I miss my wife so much and i am lost with out her. She,s my best friend and i know i have hurt her and she has lost all trust in our marriage but i never meant to hurt her or loose her. I can justify what i have done and know i have truly messed up but i miss her so much. I don,t know what to do to save my marriage. She wont see me or speak to me and doesn't believe i have had a mental health problem or an addiction. I am a lot more happier with my life now and no longer blame myself for my past and have changed so much since having my counselling but as she wont see or speak to me, she doesn't know how much i have sorted my life out for myself but also to save our marriage. She hasn't filed for a divorce as far as i am aware but has told my sister we are never getting back together. 

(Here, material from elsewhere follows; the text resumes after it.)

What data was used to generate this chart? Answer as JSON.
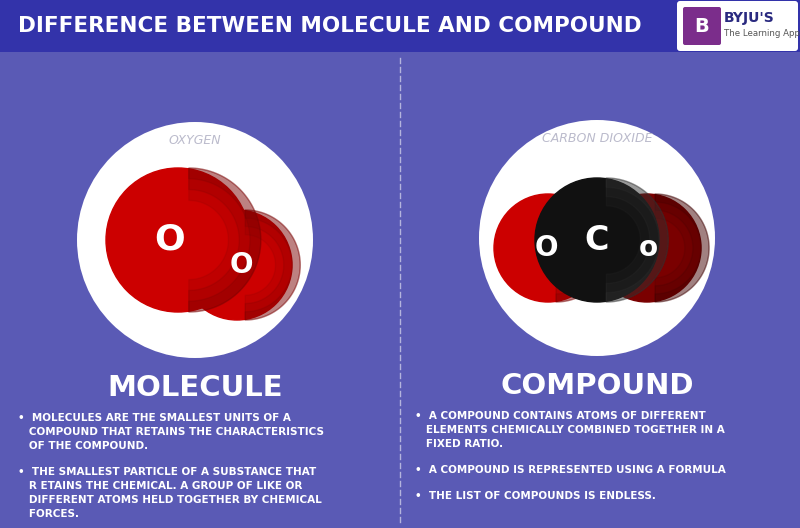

Sorry for the long rant. Any advice will really help as i want to save my marriage and build a strong and happy future with my wife.


----------



## EleGirl (Dec 3, 2011)

To be honest, I don't think that you can save your marriage. It would take your wife such enormous emotional energy to ever even try to have a relationship with you. It would most likely her to much.

While you have made a lot of changes in yourself over the last few months, it has only been a few months. These sorts of changes take years to solidify.

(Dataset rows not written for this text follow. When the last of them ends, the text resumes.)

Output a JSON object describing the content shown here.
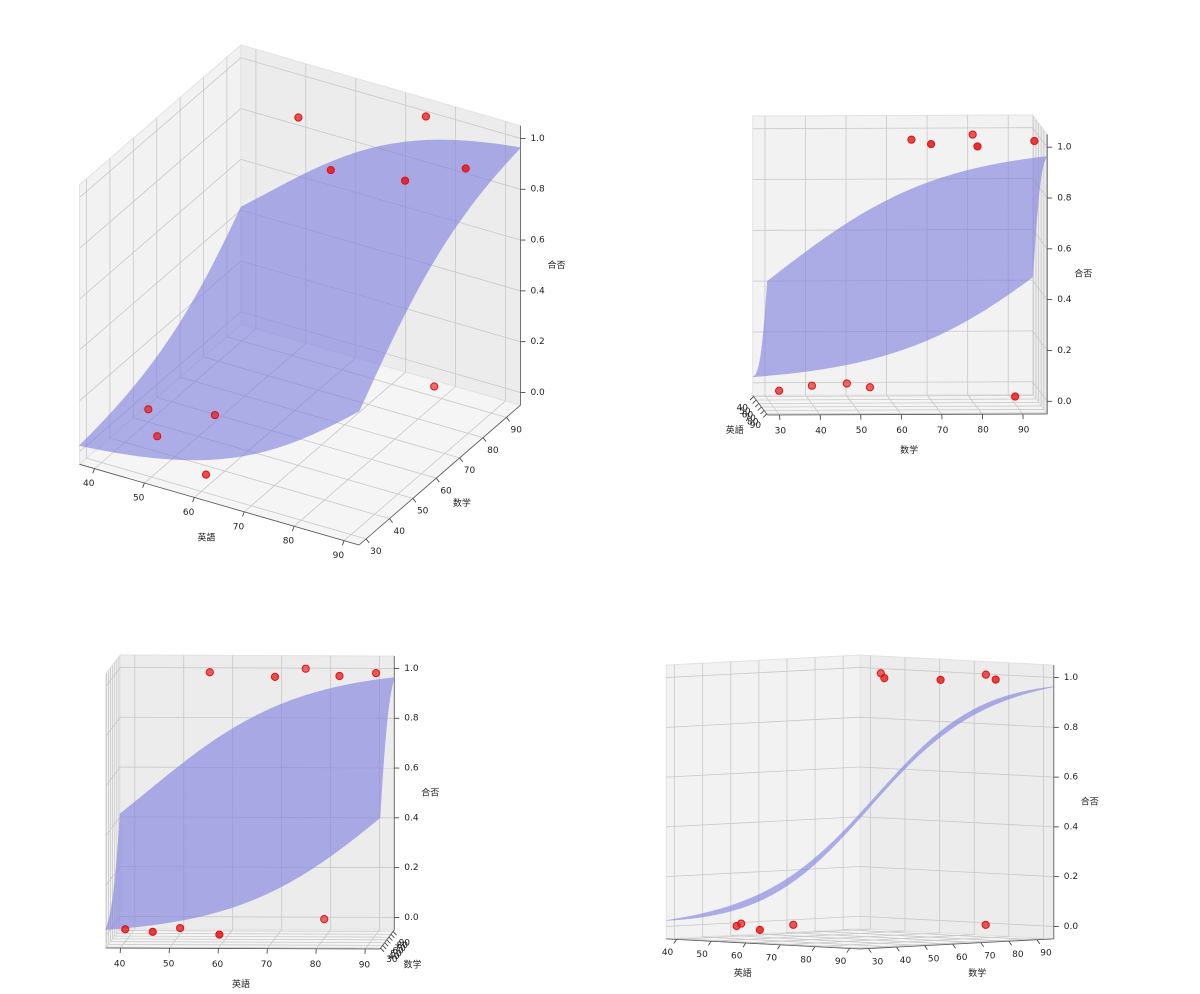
{
  "chart_data": [
    {
      "type": "scatter3d",
      "xlabel": "英語",
      "ylabel": "数学",
      "zlabel": "合否",
      "x": [
        40,
        46,
        51,
        60,
        79,
        56,
        70,
        75,
        83,
        90
      ],
      "y": [
        50,
        41,
        55,
        32,
        89,
        80,
        64,
        94,
        68,
        79
      ],
      "z": [
        0,
        0,
        0,
        0,
        0,
        1,
        1,
        1,
        1,
        1
      ],
      "color": "#e01010",
      "surface_color": "#8080e0",
      "xlim": [
        37,
        93
      ],
      "ylim": [
        27,
        96
      ],
      "zlim": [
        -0.05,
        1.05
      ],
      "xticks": [
        40,
        50,
        60,
        70,
        80,
        90
      ],
      "yticks": [
        30,
        40,
        50,
        60,
        70,
        80,
        90
      ],
      "zticks": [
        {
          "value": 0,
          "label": "0.0"
        },
        0.2,
        0.4,
        0.6,
        0.8,
        {
          "value": 1,
          "label": "1.0"
        }
      ]
    },
    {
      "type": "scatter3d",
      "xlabel": "英語",
      "ylabel": "数学",
      "zlabel": "合否",
      "x": [
        40,
        46,
        51,
        60,
        79,
        56,
        70,
        75,
        83,
        90
      ],
      "y": [
        50,
        41,
        55,
        32,
        89,
        80,
        64,
        94,
        68,
        79
      ],
      "z": [
        0,
        0,
        0,
        0,
        0,
        1,
        1,
        1,
        1,
        1
      ],
      "color": "#e01010",
      "surface_color": "#8080e0",
      "xlim": [
        37,
        93
      ],
      "ylim": [
        27,
        96
      ],
      "zlim": [
        -0.05,
        1.05
      ],
      "xticks": [
        40,
        50,
        60,
        70,
        80,
        90
      ],
      "yticks": [
        30,
        40,
        50,
        60,
        70,
        80,
        90
      ],
      "zticks": [
        {
          "value": 0,
          "label": "0.0"
        },
        0.2,
        0.4,
        0.6,
        0.8,
        {
          "value": 1,
          "label": "1.0"
        }
      ]
    },
    {
      "type": "scatter3d",
      "xlabel": "英語",
      "ylabel": "数学",
      "zlabel": "合否",
      "x": [
        40,
        46,
        51,
        60,
        79,
        56,
        70,
        75,
        83,
        90
      ],
      "y": [
        50,
        41,
        55,
        32,
        89,
        80,
        64,
        94,
        68,
        79
      ],
      "z": [
        0,
        0,
        0,
        0,
        0,
        1,
        1,
        1,
        1,
        1
      ],
      "color": "#e01010",
      "surface_color": "#8080e0",
      "xlim": [
        37,
        93
      ],
      "ylim": [
        27,
        96
      ],
      "zlim": [
        -0.05,
        1.05
      ],
      "xticks": [
        40,
        50,
        60,
        70,
        80,
        90
      ],
      "yticks": [
        30,
        40,
        50,
        60,
        70,
        80,
        90
      ],
      "zticks": [
        {
          "value": 0,
          "label": "0.0"
        },
        0.2,
        0.4,
        0.6,
        0.8,
        {
          "value": 1,
          "label": "1.0"
        }
      ]
    },
    {
      "type": "scatter3d",
      "xlabel": "英語",
      "ylabel": "数学",
      "zlabel": "合否",
      "x": [
        40,
        46,
        51,
        60,
        79,
        56,
        70,
        75,
        83,
        90
      ],
      "y": [
        50,
        41,
        55,
        32,
        89,
        80,
        64,
        94,
        68,
        79
      ],
      "z": [
        0,
        0,
        0,
        0,
        0,
        1,
        1,
        1,
        1,
        1
      ],
      "color": "#e01010",
      "surface_color": "#8080e0",
      "xlim": [
        37,
        93
      ],
      "ylim": [
        27,
        96
      ],
      "zlim": [
        -0.05,
        1.05
      ],
      "xticks": [
        40,
        50,
        60,
        70,
        80,
        90
      ],
      "yticks": [
        30,
        40,
        50,
        60,
        70,
        80,
        90
      ],
      "zticks": [
        {
          "value": 0,
          "label": "0.0"
        },
        0.2,
        0.4,
        0.6,
        0.8,
        {
          "value": 1,
          "label": "1.0"
        }
      ]
    }
  ]
}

You are going to have to love her enough to let her go.

At this point you need to be putting your attention on yourself and continuing to fix yourself. You need to love yourself enough to take care of yourself.

I do have a question. Do you work? I wonder because you said that you used porn 7, or so, times a day every day. How can you do that if you have a job?


----------



## missguineafur (Jul 12, 2017)

I was in a very similar situation - but I was the betrayed wife. I was married to a sex addict and a porn addict. I can honestly tell you that what you have done has inflicted very deep pain for her. The pain cannot be undone or erased. You betrayed her trust in you. Trust is very, very, very, very difficult to earn back. From what I have read about sex addiction/porn addiction, it can take years to recover and recovery needs to be for the rest of your life. Addicts in general are known to have a relapse eventually. This is so tough because you can never fix what you have done to damage the marriage. Things will never be the same. Sounds like she took the high road. I wouldn't bet on winning her back. Hopefully you will continue your path to recovery - regardless if you two get back together or not.


----------



## arbitrator (Feb 13, 2012)

*At this juncture, you most definitely need IC(individual counseling) in the worst way!

And while it may not effectively save your marriage, it will offer a far better possibility of saving you from your habits!*


----------



## Openminded (Feb 21, 2013)

She's not interested right now. Maybe some day she will be again or she may never be. That's obviously up to her. Focus on yourself and your recovery.


----------



## Hope1964 (Sep 26, 2011)

ADB77 said:


> i want to save my marriage and build a strong and happy future with my wife.


You no longer have a wife. You need to understand this and move on. If you're lucky you'll find another person who you can be with and never betray. But first, figure out how to be happy just by yourself. You do not need someone else to make you happy - that's a recipe for disaster. People who aren't happy being alone can never really be happy with someone else, so figure that out first.


----------



## Violet28 (Oct 4, 2018)

You need to focus on yourself and not your wife right now. Work on becoming the man you could be and if it's meant to be, you will get back together.


----------



## MattMatt (May 19, 2012)

Zombie thread. Closing.


----------